Page 51 of Dangers of Love

I made myself some toast, even though I wasn’t queasy. There was, however, a distinct possibility that talking to my sister would make me sick to my stomach, so I decided that a preemptive strike in the form of breakfast was in order.

My stomach was already churning when I pulled up Freedom’s contact information and made the call. Part of me hoped that it’d go to voicemail, and I could simply leave a message saying that I’d be at Mom and Dad’s tomorrow, but that would only be putting off the inevitable.

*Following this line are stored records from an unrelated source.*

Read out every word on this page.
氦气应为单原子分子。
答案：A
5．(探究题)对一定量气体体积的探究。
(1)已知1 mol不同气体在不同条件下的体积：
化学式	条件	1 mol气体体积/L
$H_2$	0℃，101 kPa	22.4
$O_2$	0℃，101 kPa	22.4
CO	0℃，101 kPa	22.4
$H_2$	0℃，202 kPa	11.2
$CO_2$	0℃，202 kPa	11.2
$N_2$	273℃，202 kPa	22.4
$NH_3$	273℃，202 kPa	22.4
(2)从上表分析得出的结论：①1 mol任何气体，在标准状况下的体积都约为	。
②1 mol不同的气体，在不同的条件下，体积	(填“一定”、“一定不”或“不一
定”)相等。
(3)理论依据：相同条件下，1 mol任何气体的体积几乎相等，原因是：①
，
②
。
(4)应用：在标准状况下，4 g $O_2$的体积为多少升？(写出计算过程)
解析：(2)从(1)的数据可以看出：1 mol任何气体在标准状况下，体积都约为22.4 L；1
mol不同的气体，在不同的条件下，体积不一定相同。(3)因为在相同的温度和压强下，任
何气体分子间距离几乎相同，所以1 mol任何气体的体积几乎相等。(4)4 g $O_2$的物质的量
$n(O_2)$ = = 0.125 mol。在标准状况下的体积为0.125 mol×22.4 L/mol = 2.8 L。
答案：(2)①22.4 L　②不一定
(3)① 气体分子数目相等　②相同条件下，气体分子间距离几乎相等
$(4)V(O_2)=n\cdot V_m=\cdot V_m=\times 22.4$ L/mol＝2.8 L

“Aline? Are you okay?” The concern in Freedom’s voice both made me feel guilty that I’d worried her, as well as irritated that she seemed to think I was calling because something was wrong.

“I’m fine.” The words came out flat, so I tried again. “I was calling to see what time dinner was tomorrow.”

Freedom wasn’t stupid. She knew that I could have called or texted either of our parents, especially since I’d already spoken to them while avoiding her. She knew I’d intentionally chosen to speak to her.

“So, you’re coming for Christmas?”

Now, I couldn’t hear anything in her tone at all. She was being careful with me in a way she never had been before.

“I am,” I said, being just as careful with her. “Is there anything I’m supposed to bring?”

“Just the usual.”

“I don’t usually bring anything,” I pointed out.

“Yeah, that’s pretty much what they expect of you this time too.”

I wanted to pretend that I didn’t hear the undercurrent of double meaning in her words, but I knew I wasn’t imagining it. She –they– didn’t expect anything of me. Not when it came to practical responsibilities, anyway. Oh, I could be counted on to study for a test and ace it but being in charge of a veggie tray was expecting too much.

I closed my eyes and pushed back my annoyance. I hadn’t called Freedom to continue an argument or even to defend myself.

“Can you get your gifts to the house without a car?” Freedom asked. “I’ll be at Mom and Dad’s by this evening, so I can come pick you up in the morning.”

I didn’t know yet what Eoin’s plans were for tomorrow, but I didn’t think it would be too much to ask him to at least drop me off at my parents’ place, no matter how early it was. It said something that I was more willing to possibly get up insanely early on Christmas Day rather than have to rely on Freedom for transportation.

“It’s not a problem,” I said. “Are we eating at noon?”

“Around then.” After an awkward couple moments, she cleared her throat. “How’s Martina doing?”

That answered any question I had about whether or not our parents had told Freedom where I was, despite the fact that I’d asked them not to say anything to her about where I was staying. At least Freedom hadn’t chosen to use the information to come speak to me in person. Perhaps finding new footing with each other wouldn’t be as complicated as I’d feared.

And then I remembered that she was in Stanford, which could also be an explanation as to why she hadn’t shown up at the apartment. I wasn’t in the mood to figure out which it was, though. Or mention that I wouldn’t trust my parents with any sensitive information soon.

“She’s good. Everyone at Silverton Designs loves her, and she’s one of the most requested stylists on their staff. After the first of the year, they’re going to take her completely off the register and make her only a stylist.”

“That’s good to hear.”

Another few beats of awkward silence, and then it was my turn to ask a question. “How’s Dr. Ipres?”

“She’s doing well,” Freedom said. “She’s taking a sabbatical this summer to visit some relatives in Greece.”

As the conversation drifted off yet again, I internally cringed at the thought of hours of this tomorrow, but I’d already made the promise. Perhaps I’d ask Eoin to go with me. I hadn’t yet decided a timeline regarding what I wanted to reveal or when. Having him there would help center me.

Right now, I needed to end this agony. “Well, I have a couple other calls to make, so I’ll see you tomorrow around noon.”

“All right. I’ll see you then.”

As I ended the call, I breathed a sigh of relief that it was over. Yes, I would see her tomorrow, but I was already planning to avoid any time with her where we didn’t have at least one other person in the room with us. I hated the distance and unease between us, but I had drawn a line in the sand, and I couldn’t go back on it. How my family saw me was too important for me to brush off. For me to have any semblance of adult relationships with them, I had to stick to my guns.

Rather than dwelling on how the call had gone, I picked up my phone to make another call, this one to Martina.

Since Martina was at work, the call went to voicemail, which I’d expected. “Hey, it’s me. I’m still at Eoin’s, and I don’t know how long I’ll be here. Um, a lot’s happened, and I’ll fill you in the next time I see you, but it’s all good stuff. I’m probably going to come by sometime today to get some of my things, but I don’t know if it’ll be before you’re off work or not.” Emotion pricked the backs of my eyes, and I cleared my throat. “Thank you, Martina, for everything. I wouldn’t have gotten through all this without you.”

As I ended the call, I thought how true that last statement was and wondered if I’d ever be able to return the favor someday.